There will always be breakage which can't be anticipated. Trying another mirror will help in many cases.

Server breakage:

  • When a download.o.o outage happens, clients can't check for security and other updates. With a cached list of previously used mirror base URLs, the client can use mirrors as fallback.
  • New installations are a different issue, because they don't have "previously used mirrors" yet. Either they retry later (to set up the security update repository, or other repositories), or we may be able to find another solution. Well, a hardcoded second redirector URL would obviously help, if we take it seriously. But it would obviously need a second redirector. The alternative could be to have the most current list of mirrors, in the time of release, included (hardcoded) in installation program that can be used instead of the one downloaded from redirector. Even if it is obsolete after some time, it is better choice than no mirror list at all.

It is important to understand that the fallback is really only a fallback, because mirrors are never 100% exact replicas. For some repositories this matters more (buildservice), for some less (10.3 repo). Security updates are somewhere in between. In the end, only download.o.o delivers files with exact caching control headers, making sure that a client doesn't see stale content. Content from any mirror could have been cached for arbitrary time. And stale content doesn't only mean "client doesn't see the update yet". It can also mean "those files don't fit together" and the client will complain about a (seemingly) broken repository.

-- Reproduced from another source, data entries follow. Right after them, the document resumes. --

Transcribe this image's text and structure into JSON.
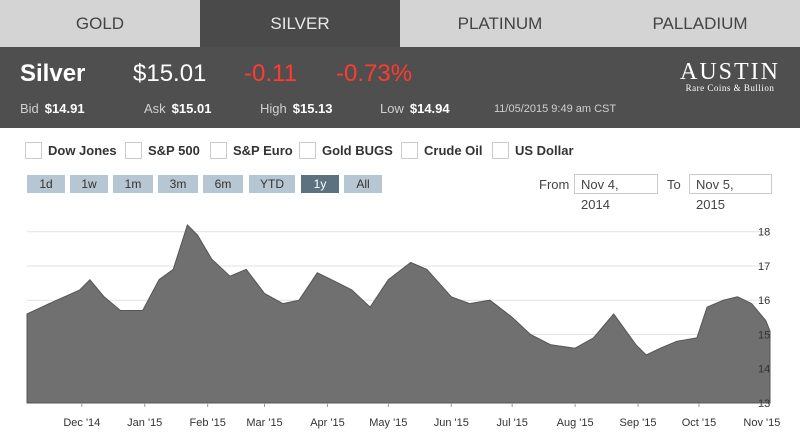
{
  "tabs": [
    {
      "label": "GOLD",
      "active": false
    },
    {
      "label": "SILVER",
      "active": true
    },
    {
      "label": "PLATINUM",
      "active": false
    },
    {
      "label": "PALLADIUM",
      "active": false
    }
  ],
  "quote": {
    "name": "Silver",
    "price": "$15.01",
    "change": "-0.11",
    "pct": "-0.73%",
    "bid_label": "Bid",
    "bid": "$14.91",
    "ask_label": "Ask",
    "ask": "$15.01",
    "high_label": "High",
    "high": "$15.13",
    "low_label": "Low",
    "low": "$14.94",
    "timestamp": "11/05/2015 9:49 am CST"
  },
  "logo": {
    "main": "AUSTIN",
    "sub": "Rare Coins & Bullion"
  },
  "compare": [
    "Dow Jones",
    "S&P 500",
    "S&P Euro",
    "Gold BUGS",
    "Crude Oil",
    "US Dollar"
  ],
  "ranges": [
    {
      "label": "1d",
      "active": false
    },
    {
      "label": "1w",
      "active": false
    },
    {
      "label": "1m",
      "active": false
    },
    {
      "label": "3m",
      "active": false
    },
    {
      "label": "6m",
      "active": false
    },
    {
      "label": "YTD",
      "active": false
    },
    {
      "label": "1y",
      "active": true
    },
    {
      "label": "All",
      "active": false
    }
  ],
  "dates": {
    "from_label": "From",
    "from": "Nov 4, 2014",
    "to_label": "To",
    "to": "Nov 5, 2015"
  },
  "colors": {
    "area": "#707070",
    "price_red": "#ff3b30",
    "active_tab": "#4a4a4a"
  },
  "chart_data": {
    "type": "area",
    "x_ticks": [
      "Dec '14",
      "Jan '15",
      "Feb '15",
      "Mar '15",
      "Apr '15",
      "May '15",
      "Jun '15",
      "Jul '15",
      "Aug '15",
      "Sep '15",
      "Oct '15",
      "Nov '15"
    ],
    "y_ticks": [
      13,
      14,
      15,
      16,
      17,
      18
    ],
    "ylim": [
      13,
      18.4
    ],
    "x": [
      "2014-11-04",
      "2014-11-15",
      "2014-11-30",
      "2014-12-05",
      "2014-12-12",
      "2014-12-20",
      "2014-12-31",
      "2015-01-08",
      "2015-01-15",
      "2015-01-22",
      "2015-01-27",
      "2015-02-03",
      "2015-02-12",
      "2015-02-20",
      "2015-03-01",
      "2015-03-10",
      "2015-03-18",
      "2015-03-27",
      "2015-04-03",
      "2015-04-13",
      "2015-04-22",
      "2015-05-01",
      "2015-05-12",
      "2015-05-20",
      "2015-06-01",
      "2015-06-10",
      "2015-06-20",
      "2015-07-01",
      "2015-07-10",
      "2015-07-20",
      "2015-08-01",
      "2015-08-10",
      "2015-08-20",
      "2015-08-31",
      "2015-09-05",
      "2015-09-12",
      "2015-09-20",
      "2015-09-30",
      "2015-10-05",
      "2015-10-13",
      "2015-10-20",
      "2015-10-27",
      "2015-11-03",
      "2015-11-05"
    ],
    "values": [
      15.6,
      15.9,
      16.3,
      16.6,
      16.1,
      15.7,
      15.7,
      16.6,
      16.9,
      18.2,
      17.9,
      17.2,
      16.7,
      16.9,
      16.2,
      15.9,
      16.0,
      16.8,
      16.6,
      16.3,
      15.8,
      16.6,
      17.1,
      16.9,
      16.1,
      15.9,
      16.0,
      15.5,
      15.0,
      14.7,
      14.6,
      14.9,
      15.6,
      14.7,
      14.4,
      14.6,
      14.8,
      14.9,
      15.8,
      16.0,
      16.1,
      15.9,
      15.4,
      15.1
    ]
  }
}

Moreover, for security reasons it might be more reasonable to preconfigure clients only with one or two "trusted" mirrors, and not with the full list. It might be preferrable to delay updates on the client until the origin server is reachable again, rather than exposing the client to rogue mirrors. It is noteworthy that the origin server (download.opensuse.org) does not redirect for metadata and signatures to any mirror, so the clients always get those critical files from the origin site. If clients are using mirrors directly, the tradeoff is that they are less secure.